The City’s director of the built environment, Carolyn Dwyer, said the expansion would introduce an additional 75,000-100,000 workers into the cluster over the next decade and that the final version of the vision aimed to offset the figures with a greener and safer environment at ground level.
“Were the Corporation not to respond to these challenges, the existing over-crowded streets and spaces will fail to cope with the increased numbers, resulting in road safety risks and also reputational risk to the City Corporation,” Dwyer said.
In a report to today’s meeting of the City’s planning and transportation committee – which is tasked with approving the adoption of the vision, Dwyer said the plan would ensure the cluster’s streets and spaces “function well and respond to change”, “create a world-class destination” and “provide healthy and characterful spaces”.
The vision has been drawn up by the City in conjunction with local businesses, the City Property Association, the City Architecture Forum and local wards.
Dwyer said that more than 300 responses had been received to the public consultation on the vision that ran last summer, and which she said had “revealed widespread public support”.
Works outlined in the vision will be paid for with planning gain funding related to developments, including Section 106 funds, Community Infrastructure Levy payments, and finance from mayoral body Transport for London.
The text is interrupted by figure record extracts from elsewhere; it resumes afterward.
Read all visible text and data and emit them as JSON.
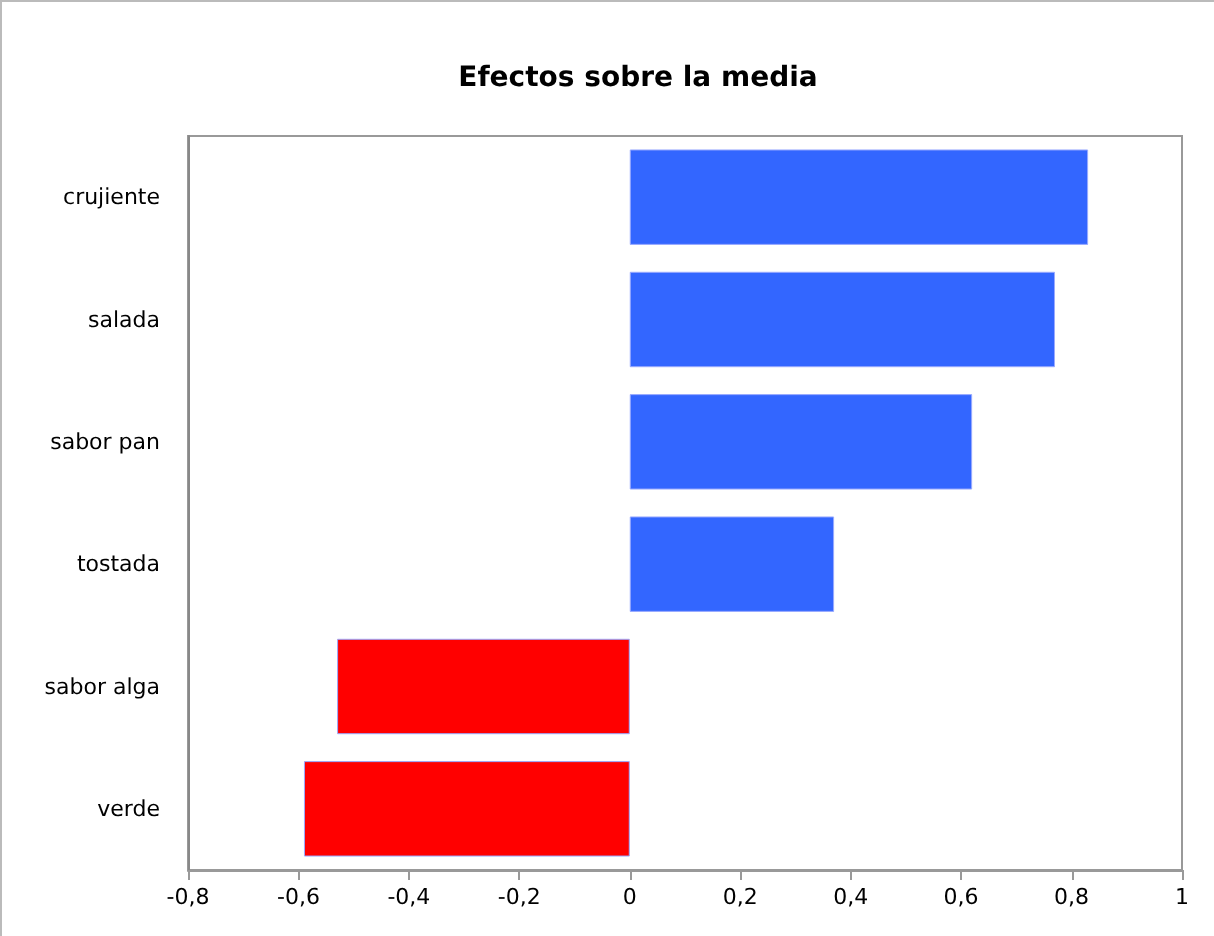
{
  "chart_data": {
    "type": "bar",
    "orientation": "horizontal",
    "title": "Efectos sobre la media",
    "categories": [
      "crujiente",
      "salada",
      "sabor pan",
      "tostada",
      "sabor alga",
      "verde"
    ],
    "values": [
      0.83,
      0.77,
      0.62,
      0.37,
      -0.53,
      -0.59
    ],
    "colors": [
      "#3366ff",
      "#3366ff",
      "#3366ff",
      "#3366ff",
      "#ff0000",
      "#ff0000"
    ],
    "xlim": [
      -0.8,
      1
    ],
    "xticks": [
      {
        "value": -0.8,
        "label": "-0,8"
      },
      {
        "value": -0.6,
        "label": "-0,6"
      },
      {
        "value": -0.4,
        "label": "-0,4"
      },
      {
        "value": -0.2,
        "label": "-0,2"
      },
      0,
      {
        "value": 0.2,
        "label": "0,2"
      },
      {
        "value": 0.4,
        "label": "0,4"
      },
      {
        "value": 0.6,
        "label": "0,6"
      },
      {
        "value": 0.8,
        "label": "0,8"
      },
      1
    ],
    "grid": false
  }
}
Over three phases, the plan initially proposes trials for greening projects, traffic-management studies and work on the under-construction 22 Bishopsgate and 150 Bishopsgate towers, the latter also designed by PLP.
A second phase involves the widening of footpaths in St Mary Axe and Leadenhall Street, and exploring new traffic restrictions in those streets – as well as further green-space initiatives.
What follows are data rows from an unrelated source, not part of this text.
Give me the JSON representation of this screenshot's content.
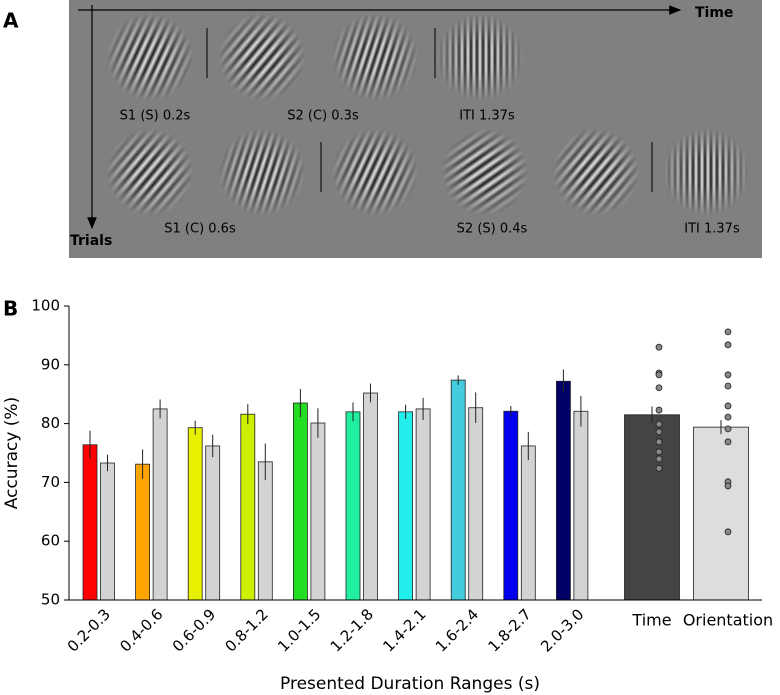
{
  "panel_a": {
    "label": "A",
    "time_label": "Time",
    "trials_label": "Trials",
    "row1": [
      "S1 (S) 0.2s",
      "S2 (C) 0.3s",
      "ITI 1.37s"
    ],
    "row2": [
      "S1 (C) 0.6s",
      "S2 (S) 0.4s",
      "ITI 1.37s"
    ]
  },
  "chart_data": {
    "type": "bar",
    "panel_label": "B",
    "ylabel": "Accuracy (%)",
    "xlabel": "Presented Duration Ranges (s)",
    "ylim": [
      50,
      100
    ],
    "yticks": [
      50,
      60,
      70,
      80,
      90,
      100
    ],
    "categories": [
      "0.2-0.3",
      "0.4-0.6",
      "0.6-0.9",
      "0.8-1.2",
      "1.0-1.5",
      "1.2-1.8",
      "1.4-2.1",
      "1.6-2.4",
      "1.8-2.7",
      "2.0-3.0"
    ],
    "series": [
      {
        "colors": [
          "#ff0000",
          "#ffa500",
          "#e6f000",
          "#ccf000",
          "#22dd22",
          "#22eea0",
          "#22eeee",
          "#44ccdd",
          "#0000ee",
          "#000066"
        ],
        "values": [
          76.4,
          73.1,
          79.3,
          81.6,
          83.5,
          82.0,
          82.0,
          87.4,
          82.1,
          87.2
        ],
        "errors": [
          2.4,
          2.5,
          1.2,
          1.7,
          2.4,
          1.6,
          1.2,
          0.8,
          0.9,
          2.0
        ]
      },
      {
        "color": "#d3d3d3",
        "values": [
          73.3,
          82.5,
          76.2,
          73.5,
          80.1,
          85.2,
          82.5,
          82.7,
          76.2,
          82.1
        ],
        "errors": [
          1.4,
          1.6,
          1.9,
          3.1,
          2.5,
          1.6,
          1.9,
          2.6,
          2.4,
          2.6
        ]
      }
    ],
    "summary": {
      "categories": [
        "Time",
        "Orientation"
      ],
      "colors": [
        "#444444",
        "#dddddd"
      ],
      "values": [
        81.5,
        79.4
      ],
      "errors": [
        1.4,
        1.2
      ],
      "points": [
        [
          93.0,
          88.6,
          88.3,
          86.1,
          82.3,
          79.9,
          78.6,
          76.9,
          75.2,
          74.0,
          72.4
        ],
        [
          95.6,
          93.4,
          88.3,
          86.4,
          83.0,
          81.1,
          79.1,
          76.9,
          70.1,
          69.4,
          61.6
        ]
      ]
    }
  }
}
The third phase will shift focus to Bevis Marks and Creechurch Lane, and the potential start of an “activation programme” for public spaces that the City expects to be led by local business groups – possibly working as a joint Business Improvement District.
Dwyer said the introduction of new greenery in streets and public spaces had been “by far the most popular proposal that was consulted on” in public sessions, and that space for space for agile working and a “variety” of additional uses had also been given a high priority.
She added that one change to the cluster footprint had been the decision to ascribe a “soft boundary for the area” and to place more emphasis on connections to surrounding transport hubs, including Liverpool Street Station and Fenchurch Street Station.
A softer boundary for the cluster would potentially allow for the incorporation of Rafael Viñoly’s Walkie Talkie tower, which the City controversially approved for a site outside of its Eastern Tall Buildings Cluster.
Dwyer concluded: “It is recommended that the City Cluster Vision is adopted as a framework for changes to the streets and public realm in order to accommodate the unprecedented growth in the area over the next ten years, helping to deliver the aims of the Transport Strategy and the emerging Local Plan.”